CACS Leads Transparency Fight


In the summer of 2010, Joe Lonsdale and Matt Cook ’11 founded California Common Sense (CACS). Lonsdale, a Stanford alumnus and founder of Palintir Technologies, and Cook, at the time a Stanford senior, envisioned an agency that engaged the public about problems in the state government and possible solutions.

Current President Dakin Sloss recalled their purpose, “[they] wanted to create tools that would empower citizens to both understand the nature of our government and what was wrong with it and then actually take action based on that to fix the problem.”

The group, mainly composed of Stanford students and recent alumni, released a “transparency portal” on their website this summer. The portal provides visualizations on various areas of California government spending, allowing users to easily access data that previously often required tedious open-records requests.

When CACS asked for the records of the State of California’s expenditures last spring, Governor Brown’s office replied by calling their request so “onerous that the public interest served by not disclosing records clearly outweighs the public interest served by the disclosure of the records.” But this refusal by the Governor’s office did not dissuade the organization from pursuing transparency for the rest of the summer.

They tried again in July to request access to the government’s checkbooks, but were again denied. CACS reported in a press release that 85 percent of California government expenditure data was not reported in CALSTARS, a system designed to to serve the accounting needs of government agencies. The system was implemented in 1981, meaning that its capabilities are limited.

Sloss commented in a press release, “Sacramento is two hours away from the world’s foremost technological center, Silicon Valley. So how has our state government fall[en] so far behind? It’s embarrassing.”

Though Governor Brown’s office refused to release the State of California’s “checkbook,” other organizations and some assembly members have been responsive and helpful to their requests. Most recently, CACS released data concerning State Assembly staff pay. They found that salaries of Assembly personal staff were underreported by $2.75 million.

Thanks to help from Assemblyman Anthony Portantino, the story has caught the attention of the public at-large, and now even the Los Angeles Times and the Sacramento Bee are suing for access to the real Assembly staff pay records.

The organization has largely benefited from a strong network of blogs, media, and online pathways to disseminate its information. But word of mouth has certainly helped the organization as well, as has their endorsement from former Secretary of State George Schultz.

CACS is not done ruffling feathers. Nate Levine, Vice President and director of day-to-day operations, explained the group’s next project. “We will create an online eco-system where people can go and discuss stories that they find in the portal,” he stated, “and then it will allow them to take action by essentially writing a petition stating that they support changing that policy, and then we’ll have various action items that get triggered as the number of supporters increases.”

They hope the new forum will create a strong sense of citizen engagement and government receptiveness to the public’s concern. According to Levine, if certain amounts of citizens request action on a specific policy in the online forum, it will trigger an action item by California Common Sense, like custom analysis.

“This is really what Silicon Valley is about,” Levine stated, “Silicon Valley is all about developing great technology and finding ways to apply it to make revolutionary change in the world.”

When the group started in 2010, co-founder Matt Cook ’11 had recruited several Stanford undergraduate students to work for the agency that summer.

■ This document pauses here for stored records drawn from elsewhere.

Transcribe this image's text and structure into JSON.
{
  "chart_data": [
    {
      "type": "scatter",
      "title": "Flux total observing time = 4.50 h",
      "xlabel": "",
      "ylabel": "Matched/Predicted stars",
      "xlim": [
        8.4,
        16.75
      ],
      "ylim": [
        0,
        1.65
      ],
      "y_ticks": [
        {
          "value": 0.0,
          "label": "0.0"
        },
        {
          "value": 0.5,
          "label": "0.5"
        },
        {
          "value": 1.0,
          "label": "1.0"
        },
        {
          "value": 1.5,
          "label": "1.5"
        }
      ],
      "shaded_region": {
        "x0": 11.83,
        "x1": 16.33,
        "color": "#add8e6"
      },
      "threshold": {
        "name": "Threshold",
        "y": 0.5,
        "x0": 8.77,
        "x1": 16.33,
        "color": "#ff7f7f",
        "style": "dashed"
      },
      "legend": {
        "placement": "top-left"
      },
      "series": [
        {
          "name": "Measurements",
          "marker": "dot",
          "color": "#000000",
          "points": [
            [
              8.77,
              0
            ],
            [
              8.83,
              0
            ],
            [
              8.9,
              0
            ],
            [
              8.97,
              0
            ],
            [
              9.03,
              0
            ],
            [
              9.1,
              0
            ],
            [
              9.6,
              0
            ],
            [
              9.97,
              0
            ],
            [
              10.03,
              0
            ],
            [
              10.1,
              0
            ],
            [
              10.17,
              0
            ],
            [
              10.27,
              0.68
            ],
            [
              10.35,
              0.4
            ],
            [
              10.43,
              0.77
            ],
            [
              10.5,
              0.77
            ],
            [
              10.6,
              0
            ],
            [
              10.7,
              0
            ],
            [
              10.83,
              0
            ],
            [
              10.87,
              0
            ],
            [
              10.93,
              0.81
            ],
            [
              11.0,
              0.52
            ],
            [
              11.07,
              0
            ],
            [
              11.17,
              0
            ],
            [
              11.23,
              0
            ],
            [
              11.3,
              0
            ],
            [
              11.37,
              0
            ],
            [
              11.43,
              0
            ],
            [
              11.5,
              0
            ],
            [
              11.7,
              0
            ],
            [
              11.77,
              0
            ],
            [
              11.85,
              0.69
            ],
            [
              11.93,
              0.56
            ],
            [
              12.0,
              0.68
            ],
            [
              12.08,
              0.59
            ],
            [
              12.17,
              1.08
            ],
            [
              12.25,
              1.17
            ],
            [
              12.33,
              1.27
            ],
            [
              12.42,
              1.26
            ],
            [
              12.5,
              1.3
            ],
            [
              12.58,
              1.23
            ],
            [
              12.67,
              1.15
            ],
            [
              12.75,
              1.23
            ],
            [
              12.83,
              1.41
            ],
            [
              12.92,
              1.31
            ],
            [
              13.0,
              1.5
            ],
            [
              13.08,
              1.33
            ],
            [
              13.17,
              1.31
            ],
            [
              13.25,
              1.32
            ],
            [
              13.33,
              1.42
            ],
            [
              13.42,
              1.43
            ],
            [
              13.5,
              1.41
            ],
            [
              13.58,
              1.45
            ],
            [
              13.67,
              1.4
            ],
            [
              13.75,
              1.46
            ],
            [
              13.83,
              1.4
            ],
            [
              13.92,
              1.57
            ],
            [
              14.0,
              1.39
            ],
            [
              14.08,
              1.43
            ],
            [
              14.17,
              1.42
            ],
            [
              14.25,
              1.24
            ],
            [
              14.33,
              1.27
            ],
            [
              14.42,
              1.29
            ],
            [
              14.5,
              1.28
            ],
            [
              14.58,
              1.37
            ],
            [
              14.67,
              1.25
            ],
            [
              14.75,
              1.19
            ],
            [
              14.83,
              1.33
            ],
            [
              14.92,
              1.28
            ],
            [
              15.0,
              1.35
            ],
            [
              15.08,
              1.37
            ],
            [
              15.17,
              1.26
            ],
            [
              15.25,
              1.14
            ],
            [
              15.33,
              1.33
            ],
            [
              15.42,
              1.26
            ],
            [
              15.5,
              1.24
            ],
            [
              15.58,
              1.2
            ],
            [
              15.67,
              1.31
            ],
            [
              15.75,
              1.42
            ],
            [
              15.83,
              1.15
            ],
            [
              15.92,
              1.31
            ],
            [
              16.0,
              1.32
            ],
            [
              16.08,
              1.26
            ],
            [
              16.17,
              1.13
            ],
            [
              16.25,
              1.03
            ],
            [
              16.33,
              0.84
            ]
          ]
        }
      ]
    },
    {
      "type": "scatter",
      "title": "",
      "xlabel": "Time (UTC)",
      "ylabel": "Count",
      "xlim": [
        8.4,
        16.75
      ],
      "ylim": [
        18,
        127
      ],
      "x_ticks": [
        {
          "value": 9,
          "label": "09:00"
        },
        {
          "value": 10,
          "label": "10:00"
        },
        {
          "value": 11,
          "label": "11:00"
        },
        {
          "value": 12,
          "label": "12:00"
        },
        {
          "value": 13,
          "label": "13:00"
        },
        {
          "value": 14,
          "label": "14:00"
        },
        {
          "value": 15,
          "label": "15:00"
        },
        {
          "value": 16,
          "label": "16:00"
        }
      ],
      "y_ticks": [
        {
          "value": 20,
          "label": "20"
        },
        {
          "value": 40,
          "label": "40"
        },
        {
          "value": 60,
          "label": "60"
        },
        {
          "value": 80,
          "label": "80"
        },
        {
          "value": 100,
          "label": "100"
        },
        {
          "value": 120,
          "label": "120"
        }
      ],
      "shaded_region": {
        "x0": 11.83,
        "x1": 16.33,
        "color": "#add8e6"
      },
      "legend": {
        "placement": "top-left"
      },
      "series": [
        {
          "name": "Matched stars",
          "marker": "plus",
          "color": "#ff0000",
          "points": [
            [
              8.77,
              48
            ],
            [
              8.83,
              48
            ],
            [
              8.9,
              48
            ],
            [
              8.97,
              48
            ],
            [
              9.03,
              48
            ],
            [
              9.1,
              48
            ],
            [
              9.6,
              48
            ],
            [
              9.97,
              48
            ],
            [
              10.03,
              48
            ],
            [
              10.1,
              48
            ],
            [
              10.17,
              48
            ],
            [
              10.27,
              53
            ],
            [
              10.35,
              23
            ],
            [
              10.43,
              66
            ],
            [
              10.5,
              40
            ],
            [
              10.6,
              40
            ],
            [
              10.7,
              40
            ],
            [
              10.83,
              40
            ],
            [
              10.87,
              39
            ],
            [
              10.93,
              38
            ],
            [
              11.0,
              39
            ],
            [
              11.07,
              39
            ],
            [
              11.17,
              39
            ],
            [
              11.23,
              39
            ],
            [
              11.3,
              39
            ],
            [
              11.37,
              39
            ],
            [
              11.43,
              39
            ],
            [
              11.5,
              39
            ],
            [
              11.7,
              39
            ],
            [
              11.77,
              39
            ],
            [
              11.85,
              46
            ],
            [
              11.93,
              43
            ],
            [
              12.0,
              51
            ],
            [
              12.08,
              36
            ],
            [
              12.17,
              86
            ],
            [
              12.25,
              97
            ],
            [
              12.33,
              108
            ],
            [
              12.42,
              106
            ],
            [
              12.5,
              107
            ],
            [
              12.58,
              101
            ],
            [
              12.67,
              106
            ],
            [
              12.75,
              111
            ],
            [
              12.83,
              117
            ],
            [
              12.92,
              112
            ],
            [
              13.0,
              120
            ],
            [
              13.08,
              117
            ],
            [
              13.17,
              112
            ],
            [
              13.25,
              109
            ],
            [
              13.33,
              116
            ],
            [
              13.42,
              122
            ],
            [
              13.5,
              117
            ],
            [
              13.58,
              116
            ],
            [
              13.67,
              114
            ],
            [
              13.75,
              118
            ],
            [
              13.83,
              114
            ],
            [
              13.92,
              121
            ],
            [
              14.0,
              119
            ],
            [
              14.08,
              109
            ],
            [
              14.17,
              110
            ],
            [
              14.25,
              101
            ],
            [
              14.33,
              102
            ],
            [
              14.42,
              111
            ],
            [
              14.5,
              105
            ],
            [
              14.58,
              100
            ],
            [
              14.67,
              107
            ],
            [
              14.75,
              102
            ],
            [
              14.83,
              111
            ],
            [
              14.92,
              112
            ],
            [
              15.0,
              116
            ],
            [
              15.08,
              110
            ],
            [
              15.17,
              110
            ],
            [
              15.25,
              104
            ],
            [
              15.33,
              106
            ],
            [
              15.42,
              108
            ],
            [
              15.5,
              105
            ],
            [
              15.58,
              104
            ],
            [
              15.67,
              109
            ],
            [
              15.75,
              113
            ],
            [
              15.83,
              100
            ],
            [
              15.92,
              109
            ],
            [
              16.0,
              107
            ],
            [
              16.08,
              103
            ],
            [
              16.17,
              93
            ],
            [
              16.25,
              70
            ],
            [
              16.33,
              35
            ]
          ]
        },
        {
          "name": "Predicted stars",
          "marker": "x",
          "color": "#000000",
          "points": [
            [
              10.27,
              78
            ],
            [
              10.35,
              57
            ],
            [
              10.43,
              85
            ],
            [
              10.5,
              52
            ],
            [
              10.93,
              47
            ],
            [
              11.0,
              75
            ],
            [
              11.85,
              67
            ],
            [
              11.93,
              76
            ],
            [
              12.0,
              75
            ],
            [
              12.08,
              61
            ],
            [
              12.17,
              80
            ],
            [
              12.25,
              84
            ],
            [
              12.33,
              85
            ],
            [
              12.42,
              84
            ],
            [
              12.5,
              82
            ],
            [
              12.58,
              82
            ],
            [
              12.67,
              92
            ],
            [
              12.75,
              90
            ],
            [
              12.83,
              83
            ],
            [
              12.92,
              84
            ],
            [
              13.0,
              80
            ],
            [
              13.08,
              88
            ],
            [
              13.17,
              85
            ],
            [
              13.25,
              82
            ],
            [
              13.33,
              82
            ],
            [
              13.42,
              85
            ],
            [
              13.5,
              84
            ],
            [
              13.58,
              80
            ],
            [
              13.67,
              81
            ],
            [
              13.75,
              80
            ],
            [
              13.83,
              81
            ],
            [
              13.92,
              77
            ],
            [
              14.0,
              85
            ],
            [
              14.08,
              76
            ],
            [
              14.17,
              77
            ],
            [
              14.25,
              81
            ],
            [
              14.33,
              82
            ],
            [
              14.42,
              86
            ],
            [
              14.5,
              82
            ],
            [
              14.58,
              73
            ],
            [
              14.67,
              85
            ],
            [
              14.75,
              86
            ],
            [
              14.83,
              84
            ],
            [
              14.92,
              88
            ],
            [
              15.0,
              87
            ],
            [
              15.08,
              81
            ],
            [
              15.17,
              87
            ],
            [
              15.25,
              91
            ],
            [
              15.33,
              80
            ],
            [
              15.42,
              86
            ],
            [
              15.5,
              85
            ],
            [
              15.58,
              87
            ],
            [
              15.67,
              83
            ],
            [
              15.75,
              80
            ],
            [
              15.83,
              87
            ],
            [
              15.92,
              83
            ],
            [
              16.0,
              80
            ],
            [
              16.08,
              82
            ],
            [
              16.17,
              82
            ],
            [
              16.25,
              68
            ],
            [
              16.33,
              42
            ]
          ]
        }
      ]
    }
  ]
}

CACS still maintains a staff largely of undergraduates or recent graduates, and they plan to continue using the Stanford network to their advantage.

Right now they are recruiting Stanford software engineers, researchers, publicists, and social media people for part-time internships or volunteer work or full-time jobs with the organization. This year two members will already be taking the year off from school to focus solely on the organization.

Sloss shared about their unique role in California politics: “I think a large part of what makes us unique is that we’re young people who are trying to work to fix our future,” stated Sloss. He also talks about taking their project to other states around the nation.

“The most important thing to see here is that we’re in a crucial time in not just California’s history but American history,” Sloss stated. He sees CACS as the “beginning of the real movement…to change fundamentally how our representative democracy is working…I call everyone to participate in whatever level they can.”